Para a doutora em obstetrícia e ginecologia e responsável pela enfermaria de gestação de alto risco do Hospital das Clínicas da USP (Universidade de São Paulo), Maria Rita de Figueiredo Lemos Bortolotto, a assistência pré-natal oferecida às grávidas pelo SUS (Sistema Único de Saúde) é uma oportunidade para contornar esse problema no Brasil, principalmente se levado em consideração que a maioria das gestantes é jovem e, portanto, tem uma grande chance de sobrevida se tratadas de maneira adequada.

O estudo também aponta que a parada cardíaca materna ocorre com uma frequência 34% maior do que a estimada anteriormente. Entre os anos de 1998 e 2011, a taxa entre parturientes era de 1 a cada 12 mil internações. Contudo, uma análise feita entre 2017 e 2019 aponta uma frequência de 1 a cada 9 mil.

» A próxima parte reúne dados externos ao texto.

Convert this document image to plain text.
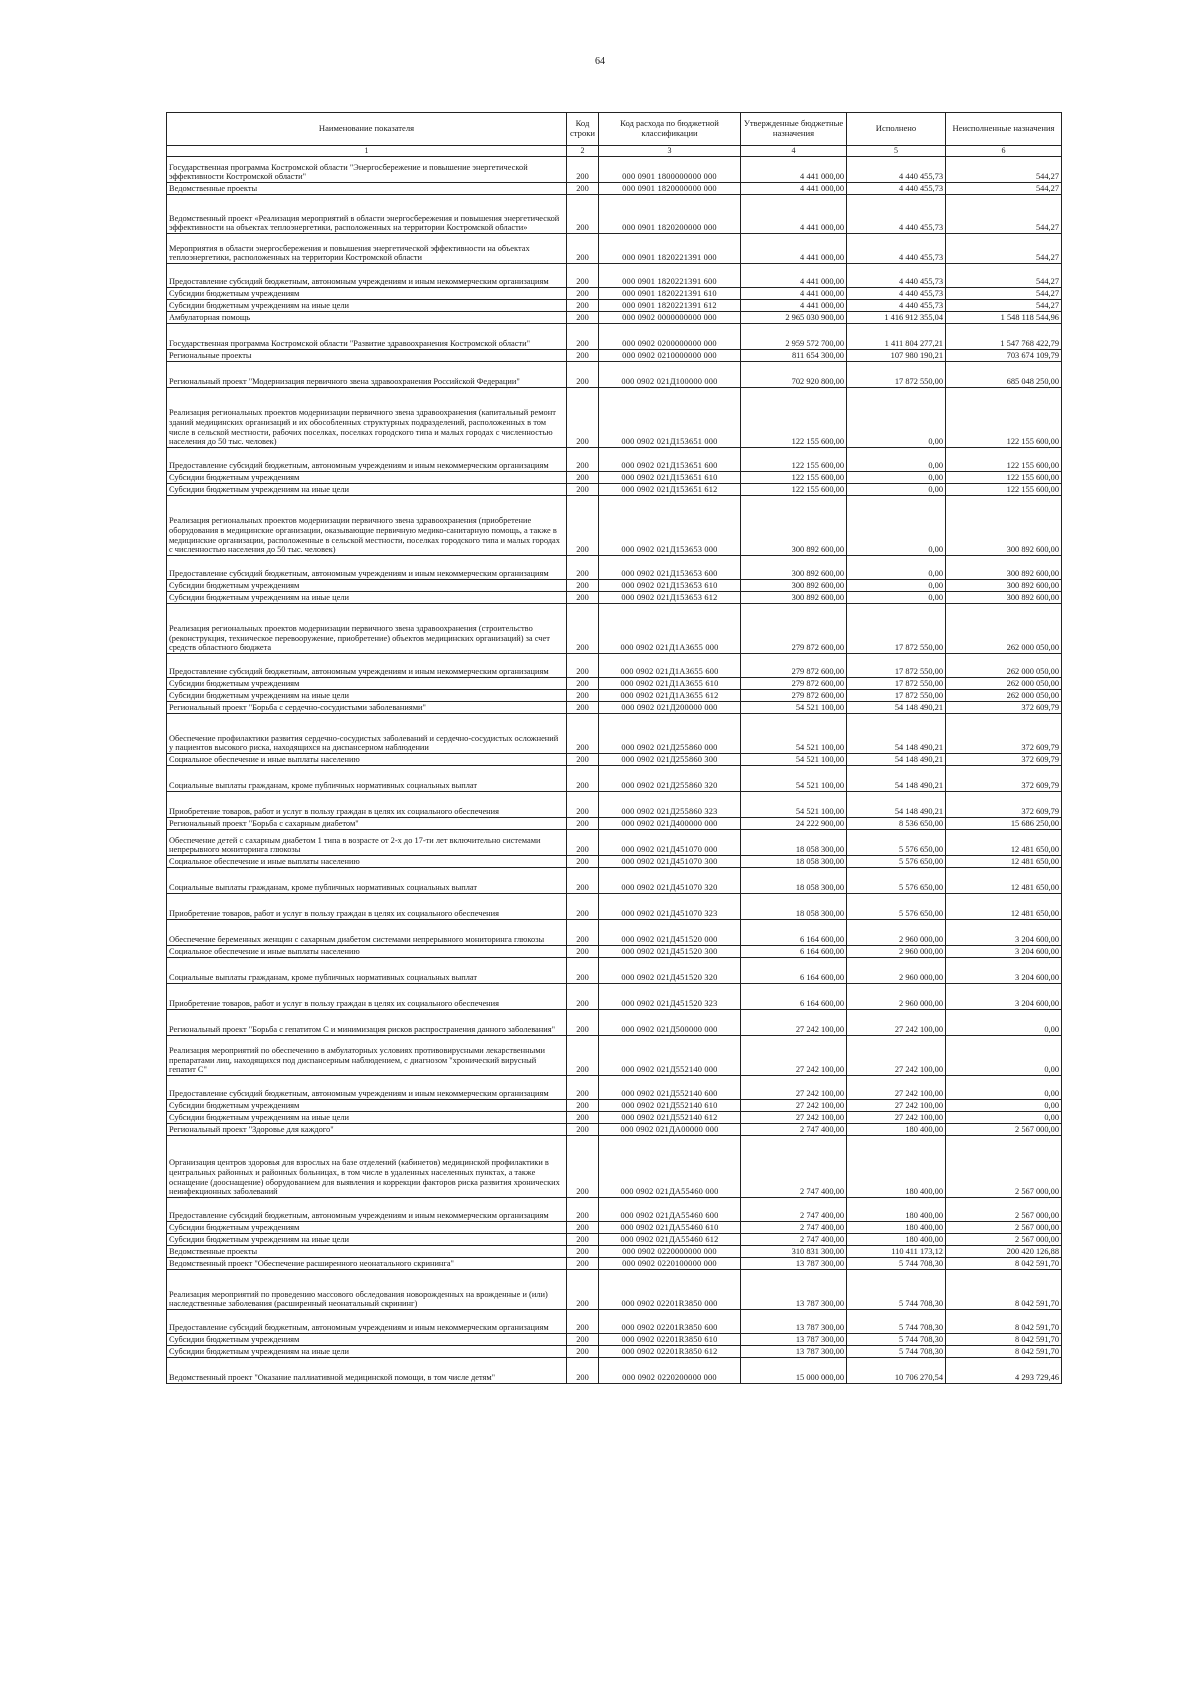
64
Наименование показателя	Код строки	Код расхода по бюджетной классификации	Утвержденные бюджетные назначения	Исполнено	Неисполненные назначения
1	2	3	4	5	6
Государственная программа Костромской области "Энергосбережение и повышение энергетической эффективности Костромской области"	200	000 0901 1800000000 000	4 441 000,00	4 440 455,73	544,27
Ведомственные проекты	200	000 0901 1820000000 000	4 441 000,00	4 440 455,73	544,27
Ведомственный проект «Реализация мероприятий в области энергосбережения и повышения энергетической эффективности на объектах теплоэнергетики, расположенных на территории Костромской области»	200	000 0901 1820200000 000	4 441 000,00	4 440 455,73	544,27
Мероприятия в области энергосбережения и повышения энергетической эффективности на объектах теплоэнергетики, расположенных на территории Костромской области	200	000 0901 1820221391 000	4 441 000,00	4 440 455,73	544,27
Предоставление субсидий бюджетным, автономным учреждениям и иным некоммерческим организациям	200	000 0901 1820221391 600	4 441 000,00	4 440 455,73	544,27
Субсидии бюджетным учреждениям	200	000 0901 1820221391 610	4 441 000,00	4 440 455,73	544,27
Субсидии бюджетным учреждениям на иные цели	200	000 0901 1820221391 612	4 441 000,00	4 440 455,73	544,27
Амбулаторная помощь	200	000 0902 0000000000 000	2 965 030 900,00	1 416 912 355,04	1 548 118 544,96
Государственная программа Костромской области "Развитие здравоохранения Костромской области"	200	000 0902 0200000000 000	2 959 572 700,00	1 411 804 277,21	1 547 768 422,79
Региональные проекты	200	000 0902 0210000000 000	811 654 300,00	107 980 190,21	703 674 109,79
Региональный проект "Модернизация первичного звена здравоохранения Российской Федерации"	200	000 0902 021Д100000 000	702 920 800,00	17 872 550,00	685 048 250,00
Реализация региональных проектов модернизации первичного звена здравоохранения (капитальный ремонт зданий медицинских организаций и их обособленных структурных подразделений, расположенных в том числе в сельской местности, рабочих поселках, поселках городского типа и малых городах с численностью населения до 50 тыс. человек)	200	000 0902 021Д153651 000	122 155 600,00	0,00	122 155 600,00
Предоставление субсидий бюджетным, автономным учреждениям и иным некоммерческим организациям	200	000 0902 021Д153651 600	122 155 600,00	0,00	122 155 600,00
Субсидии бюджетным учреждениям	200	000 0902 021Д153651 610	122 155 600,00	0,00	122 155 600,00
Субсидии бюджетным учреждениям на иные цели	200	000 0902 021Д153651 612	122 155 600,00	0,00	122 155 600,00
Реализация региональных проектов модернизации первичного звена здравоохранения (приобретение оборудования в медицинские организации, оказывающие первичную медико-санитарную помощь, а также в медицинские организации, расположенные в сельской местности, поселках городского типа и малых городах с численностью населения до 50 тыс. человек)	200	000 0902 021Д153653 000	300 892 600,00	0,00	300 892 600,00
Предоставление субсидий бюджетным, автономным учреждениям и иным некоммерческим организациям	200	000 0902 021Д153653 600	300 892 600,00	0,00	300 892 600,00
Субсидии бюджетным учреждениям	200	000 0902 021Д153653 610	300 892 600,00	0,00	300 892 600,00
Субсидии бюджетным учреждениям на иные цели	200	000 0902 021Д153653 612	300 892 600,00	0,00	300 892 600,00
Реализация региональных проектов модернизации первичного звена здравоохранения (строительство (реконструкция, техническое перевооружение, приобретение) объектов медицинских организаций) за счет средств областного бюджета	200	000 0902 021Д1А3655 000	279 872 600,00	17 872 550,00	262 000 050,00
Предоставление субсидий бюджетным, автономным учреждениям и иным некоммерческим организациям	200	000 0902 021Д1А3655 600	279 872 600,00	17 872 550,00	262 000 050,00
Субсидии бюджетным учреждениям	200	000 0902 021Д1А3655 610	279 872 600,00	17 872 550,00	262 000 050,00
Субсидии бюджетным учреждениям на иные цели	200	000 0902 021Д1А3655 612	279 872 600,00	17 872 550,00	262 000 050,00
Региональный проект "Борьба с сердечно-сосудистыми заболеваниями"	200	000 0902 021Д200000 000	54 521 100,00	54 148 490,21	372 609,79
Обеспечение профилактики развития сердечно-сосудистых заболеваний и сердечно-сосудистых осложнений у пациентов высокого риска, находящихся на диспансерном наблюдении	200	000 0902 021Д255860 000	54 521 100,00	54 148 490,21	372 609,79
Социальное обеспечение и иные выплаты населению	200	000 0902 021Д255860 300	54 521 100,00	54 148 490,21	372 609,79
Социальные выплаты гражданам, кроме публичных нормативных социальных выплат	200	000 0902 021Д255860 320	54 521 100,00	54 148 490,21	372 609,79
Приобретение товаров, работ и услуг в пользу граждан в целях их социального обеспечения	200	000 0902 021Д255860 323	54 521 100,00	54 148 490,21	372 609,79
Региональный проект "Борьба с сахарным диабетом"	200	000 0902 021Д400000 000	24 222 900,00	8 536 650,00	15 686 250,00
Обеспечение детей с сахарным диабетом 1 типа в возрасте от 2-х до 17-ти лет включительно системами непрерывного мониторинга глюкозы	200	000 0902 021Д451070 000	18 058 300,00	5 576 650,00	12 481 650,00
Социальное обеспечение и иные выплаты населению	200	000 0902 021Д451070 300	18 058 300,00	5 576 650,00	12 481 650,00
Социальные выплаты гражданам, кроме публичных нормативных социальных выплат	200	000 0902 021Д451070 320	18 058 300,00	5 576 650,00	12 481 650,00
Приобретение товаров, работ и услуг в пользу граждан в целях их социального обеспечения	200	000 0902 021Д451070 323	18 058 300,00	5 576 650,00	12 481 650,00
Обеспечение беременных женщин с сахарным диабетом системами непрерывного мониторинга глюкозы	200	000 0902 021Д451520 000	6 164 600,00	2 960 000,00	3 204 600,00
Социальное обеспечение и иные выплаты населению	200	000 0902 021Д451520 300	6 164 600,00	2 960 000,00	3 204 600,00
Социальные выплаты гражданам, кроме публичных нормативных социальных выплат	200	000 0902 021Д451520 320	6 164 600,00	2 960 000,00	3 204 600,00
Приобретение товаров, работ и услуг в пользу граждан в целях их социального обеспечения	200	000 0902 021Д451520 323	6 164 600,00	2 960 000,00	3 204 600,00
Региональный проект "Борьба с гепатитом С и минимизация рисков распространения данного заболевания"	200	000 0902 021Д500000 000	27 242 100,00	27 242 100,00	0,00
Реализация мероприятий по обеспечению в амбулаторных условиях противовирусными лекарственными препаратами лиц, находящихся под диспансерным наблюдением, с диагнозом "хронический вирусный гепатит С"	200	000 0902 021Д552140 000	27 242 100,00	27 242 100,00	0,00
Предоставление субсидий бюджетным, автономным учреждениям и иным некоммерческим организациям	200	000 0902 021Д552140 600	27 242 100,00	27 242 100,00	0,00
Субсидии бюджетным учреждениям	200	000 0902 021Д552140 610	27 242 100,00	27 242 100,00	0,00
Субсидии бюджетным учреждениям на иные цели	200	000 0902 021Д552140 612	27 242 100,00	27 242 100,00	0,00
Региональный проект "Здоровье для каждого"	200	000 0902 021ДА00000 000	2 747 400,00	180 400,00	2 567 000,00
Организация центров здоровья для взрослых на базе отделений (кабинетов) медицинской профилактики в центральных районных и районных больницах, в том числе в удаленных населенных пунктах, а также оснащение (дооснащение) оборудованием для выявления и коррекции факторов риска развития хронических неинфекционных заболеваний	200	000 0902 021ДА55460 000	2 747 400,00	180 400,00	2 567 000,00
Предоставление субсидий бюджетным, автономным учреждениям и иным некоммерческим организациям	200	000 0902 021ДА55460 600	2 747 400,00	180 400,00	2 567 000,00
Субсидии бюджетным учреждениям	200	000 0902 021ДА55460 610	2 747 400,00	180 400,00	2 567 000,00
Субсидии бюджетным учреждениям на иные цели	200	000 0902 021ДА55460 612	2 747 400,00	180 400,00	2 567 000,00
Ведомственные проекты	200	000 0902 0220000000 000	310 831 300,00	110 411 173,12	200 420 126,88
Ведомственный проект "Обеспечение расширенного неонатального скрининга"	200	000 0902 0220100000 000	13 787 300,00	5 744 708,30	8 042 591,70
Реализация мероприятий по проведению массового обследования новорожденных на врожденные и (или) наследственные заболевания (расширенный неонатальный скрининг)	200	000 0902 02201R3850 000	13 787 300,00	5 744 708,30	8 042 591,70
Предоставление субсидий бюджетным, автономным учреждениям и иным некоммерческим организациям	200	000 0902 02201R3850 600	13 787 300,00	5 744 708,30	8 042 591,70
Субсидии бюджетным учреждениям	200	000 0902 02201R3850 610	13 787 300,00	5 744 708,30	8 042 591,70
Субсидии бюджетным учреждениям на иные цели	200	000 0902 02201R3850 612	13 787 300,00	5 744 708,30	8 042 591,70
Ведомственный проект "Оказание паллиативной медицинской помощи, в том числе детям"	200	000 0902 0220200000 000	15 000 000,00	10 706 270,54	4 293 729,46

Regina Coeli Marques de Carvalho, médica do Hospital Geral de Fortaleza e diretora científica do departamento de Cardiologia da Mulher da SBC (Sociedade Brasileira de Cardiologia), diz que esse número reflete uma mudança nas causas de morte materna nos países em desenvolvimento. Antes relacionadas diretamente à gravidez, como nos casos de hemorragia, hoje são principalmente indiretas e associadas a doenças pré-existentes.

Isso pode ser explicado, parcialmente, pela idade mais avançada que as mulheres têm engravidado. A média das parturientes que sofreram parada cardíaca foi 31,1 anos, um número maior do que a das mães que não tiveram essa intercorrência, cuja idade média foi de 28,4.

Mesmo incomuns, os casos preocupam os médicos. O manual de Gravidez e Planejamento Familiar na Mulher Portadora de Cardiopatia da SBC define a ocorrência como "uma das situações mais dramáticas e desafiadoras da sala de emergência".

Apesar disso, Bortolotto diz que os números inéditos de sobrevida são animadores. O estudo aponta que apenas 31,4% dos casos em gestante são fatais. Essa taxa em adultos pode chegar a 75%.

O trabalho também indica que o fenômeno é mais frequente em gestantes com outras condições médicas, como embolia do líquido amniótico, uma coagulopatia rara e de difícil diagnóstico, que pode levar à ocorrência em 3 a cada 10 mulheres.

Segundo o manual da SBC, a parada cardiorespiratória materna é precedida por alterações cardiovasculares que podem ser diagnosticadas durante o acompanhamento pré-natal. A instituição sugere que os médicos sejam treinados para reconhecer essas condições e que as pacientes sejam classificadas de acordo com a gravidade –mesmo as de baixo risco devem ser acompanhadas por um cardiologista durante o planejamento do parto.

As especialistas afirmam que atendimentos pré-natal com uma abordagem multidisciplinar da gestação, associando clínicos gerais, obstetras, cardiologistas e intensivistas, é a melhor maneira de prevenir e tratar doenças de risco para a mulher no trabalho de parto.